After the remnants of Hurricane Ike blew through Cincinnati leaving downed wires and trees in its path, close to 1 million households were left without electrical power --- for days.
No power.
No lights.
No refrigerators.
No computer.
And for some, no phones.
This literally hit us where we live.
All our modern conveniences were suddenly inconvenienced.
Looking back on the blackout, I had a light-bulb moment. Modern technology supposedly came about to keep us better connected and to help us get through our days. Somehow though, the opposite tends to be true.
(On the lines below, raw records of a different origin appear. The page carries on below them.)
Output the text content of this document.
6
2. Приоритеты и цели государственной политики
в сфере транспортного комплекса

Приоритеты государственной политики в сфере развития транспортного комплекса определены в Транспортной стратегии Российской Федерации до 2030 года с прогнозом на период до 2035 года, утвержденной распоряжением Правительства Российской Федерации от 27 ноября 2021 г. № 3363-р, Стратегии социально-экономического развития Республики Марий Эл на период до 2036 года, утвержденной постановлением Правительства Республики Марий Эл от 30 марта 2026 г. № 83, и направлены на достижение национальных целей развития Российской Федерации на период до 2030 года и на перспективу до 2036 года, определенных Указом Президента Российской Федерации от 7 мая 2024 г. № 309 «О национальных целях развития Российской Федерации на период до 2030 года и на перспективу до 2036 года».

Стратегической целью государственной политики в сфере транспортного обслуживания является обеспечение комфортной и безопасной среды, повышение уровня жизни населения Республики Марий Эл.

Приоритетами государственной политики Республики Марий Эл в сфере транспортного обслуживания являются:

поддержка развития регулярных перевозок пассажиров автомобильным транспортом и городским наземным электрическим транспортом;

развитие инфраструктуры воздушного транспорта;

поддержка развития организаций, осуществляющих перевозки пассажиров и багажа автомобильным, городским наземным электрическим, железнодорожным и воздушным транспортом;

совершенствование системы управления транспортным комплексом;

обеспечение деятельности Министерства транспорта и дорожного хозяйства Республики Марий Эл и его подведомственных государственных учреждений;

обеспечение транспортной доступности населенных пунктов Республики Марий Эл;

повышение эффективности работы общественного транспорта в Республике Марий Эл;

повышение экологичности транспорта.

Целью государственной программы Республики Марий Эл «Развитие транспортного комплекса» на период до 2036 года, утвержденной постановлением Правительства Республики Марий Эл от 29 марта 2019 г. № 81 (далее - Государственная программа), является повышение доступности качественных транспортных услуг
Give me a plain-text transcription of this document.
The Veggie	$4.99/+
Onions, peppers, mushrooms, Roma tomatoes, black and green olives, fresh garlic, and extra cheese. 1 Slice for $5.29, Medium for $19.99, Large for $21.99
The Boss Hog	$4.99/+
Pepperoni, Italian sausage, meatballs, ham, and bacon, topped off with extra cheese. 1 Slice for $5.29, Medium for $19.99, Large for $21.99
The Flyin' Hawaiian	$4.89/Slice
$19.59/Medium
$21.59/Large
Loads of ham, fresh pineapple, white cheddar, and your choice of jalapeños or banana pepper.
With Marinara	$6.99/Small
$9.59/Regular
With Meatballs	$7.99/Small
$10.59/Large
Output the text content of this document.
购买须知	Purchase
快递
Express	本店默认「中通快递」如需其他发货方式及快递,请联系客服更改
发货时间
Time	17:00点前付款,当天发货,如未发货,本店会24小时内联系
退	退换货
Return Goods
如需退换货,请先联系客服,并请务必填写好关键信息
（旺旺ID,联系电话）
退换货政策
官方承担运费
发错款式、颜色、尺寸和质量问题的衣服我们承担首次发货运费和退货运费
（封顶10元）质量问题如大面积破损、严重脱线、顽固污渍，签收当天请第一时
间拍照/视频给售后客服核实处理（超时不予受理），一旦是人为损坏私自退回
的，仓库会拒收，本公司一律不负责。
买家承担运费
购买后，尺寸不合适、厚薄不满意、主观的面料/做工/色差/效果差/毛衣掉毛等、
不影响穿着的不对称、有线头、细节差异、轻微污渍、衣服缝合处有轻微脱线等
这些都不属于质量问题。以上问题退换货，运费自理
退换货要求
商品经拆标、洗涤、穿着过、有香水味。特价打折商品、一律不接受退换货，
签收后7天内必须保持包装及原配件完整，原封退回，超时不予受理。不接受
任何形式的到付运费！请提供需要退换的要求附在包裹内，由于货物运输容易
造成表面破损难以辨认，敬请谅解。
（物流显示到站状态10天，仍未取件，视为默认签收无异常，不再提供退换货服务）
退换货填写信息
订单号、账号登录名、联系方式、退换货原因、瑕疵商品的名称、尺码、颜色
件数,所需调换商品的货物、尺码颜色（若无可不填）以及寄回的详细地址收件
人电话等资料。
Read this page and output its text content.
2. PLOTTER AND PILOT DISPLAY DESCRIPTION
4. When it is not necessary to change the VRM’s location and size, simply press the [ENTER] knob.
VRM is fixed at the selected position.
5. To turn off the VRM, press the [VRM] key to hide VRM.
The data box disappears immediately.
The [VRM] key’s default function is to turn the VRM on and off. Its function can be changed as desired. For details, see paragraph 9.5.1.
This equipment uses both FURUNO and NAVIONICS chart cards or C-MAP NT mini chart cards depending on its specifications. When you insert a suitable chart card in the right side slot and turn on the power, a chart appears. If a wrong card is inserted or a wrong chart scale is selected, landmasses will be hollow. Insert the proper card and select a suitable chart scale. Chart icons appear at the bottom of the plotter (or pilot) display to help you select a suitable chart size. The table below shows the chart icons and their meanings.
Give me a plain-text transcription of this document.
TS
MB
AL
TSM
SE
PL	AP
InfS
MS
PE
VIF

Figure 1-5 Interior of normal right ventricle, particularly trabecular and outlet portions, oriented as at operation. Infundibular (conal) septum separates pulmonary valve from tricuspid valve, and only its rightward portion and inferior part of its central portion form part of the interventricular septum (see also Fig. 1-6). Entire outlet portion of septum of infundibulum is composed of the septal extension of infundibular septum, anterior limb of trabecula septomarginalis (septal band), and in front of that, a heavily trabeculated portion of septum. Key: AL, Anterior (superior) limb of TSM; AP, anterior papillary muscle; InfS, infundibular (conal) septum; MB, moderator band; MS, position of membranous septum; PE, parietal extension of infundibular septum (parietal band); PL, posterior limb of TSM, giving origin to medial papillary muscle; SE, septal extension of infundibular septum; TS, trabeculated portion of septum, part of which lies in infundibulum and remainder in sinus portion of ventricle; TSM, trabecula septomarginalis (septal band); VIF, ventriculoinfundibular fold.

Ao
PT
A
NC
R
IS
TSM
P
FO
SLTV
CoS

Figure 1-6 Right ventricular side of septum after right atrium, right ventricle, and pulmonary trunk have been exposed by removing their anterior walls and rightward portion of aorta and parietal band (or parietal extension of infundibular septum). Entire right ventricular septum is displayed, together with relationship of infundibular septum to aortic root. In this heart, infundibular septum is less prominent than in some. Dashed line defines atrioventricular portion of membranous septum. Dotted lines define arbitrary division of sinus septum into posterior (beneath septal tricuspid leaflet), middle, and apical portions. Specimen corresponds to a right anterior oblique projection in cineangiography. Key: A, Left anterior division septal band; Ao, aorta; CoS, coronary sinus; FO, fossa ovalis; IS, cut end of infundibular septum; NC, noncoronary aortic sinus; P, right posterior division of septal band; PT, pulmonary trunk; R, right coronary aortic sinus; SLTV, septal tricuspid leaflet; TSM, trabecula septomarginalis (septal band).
For example, on a normal evening in my house, I can be found working on my computer, my husband is hooked up to his laptop, and the kids are connected to either an I-pod or X-box game.
Where’s all that connectedness?
So it is that when the power goes off like it did last week, we are left with only one thing: each other.
“I’m so bored!” my youngest walked around muttering, only 3 hours after the electricity shut down. “What is there to do?”
My suggestion of doing homework on the porch in the last light of daylight was not met with a positive response.
But as the darkness of the evening hours arrived and the currents of electricity never did, we all found ourselves in our back room surrounded by open windows allowing the calmed night air to blow just enough breeze in to make the flames of the candles dance across the room. My older son brought out his guitar and played some songs for us.
I didn’t know he could play that well.
Soon, my younger son started talking about what causes the winds to stir up like they had just done.
Who knew he had learned all that?
Later, my husband was sharing how he got a call from a recruiter who was trying to lure him away from his current job. Then he mentioned he gets a call like that at least once a week.
I never knew that, either.
Over the next few days without electricity, I was not able to work on my computer, cook or wash. We had our moments of impatience and, like so many others, would have to throw out any semblance of food in our once cold refrigerator. But what I was able to do more than made up for what we lacked due to no electricity. Because what I was able to do was talk to people in my life that I hadn’t had the time --- or more correctly –taken the time to talk to in quite a while.
Maybe God sometimes takes away the conveniences we have come to know in order to teach us what we really need to know.
Sometimes He brings on the dark, to help us see the light.

1 comment:

Anonymous said...

I remember that blackout! I wish i could've been with your family during it. it seems like you had a wonderful time. BEAUTIFUL ARTICLE!!!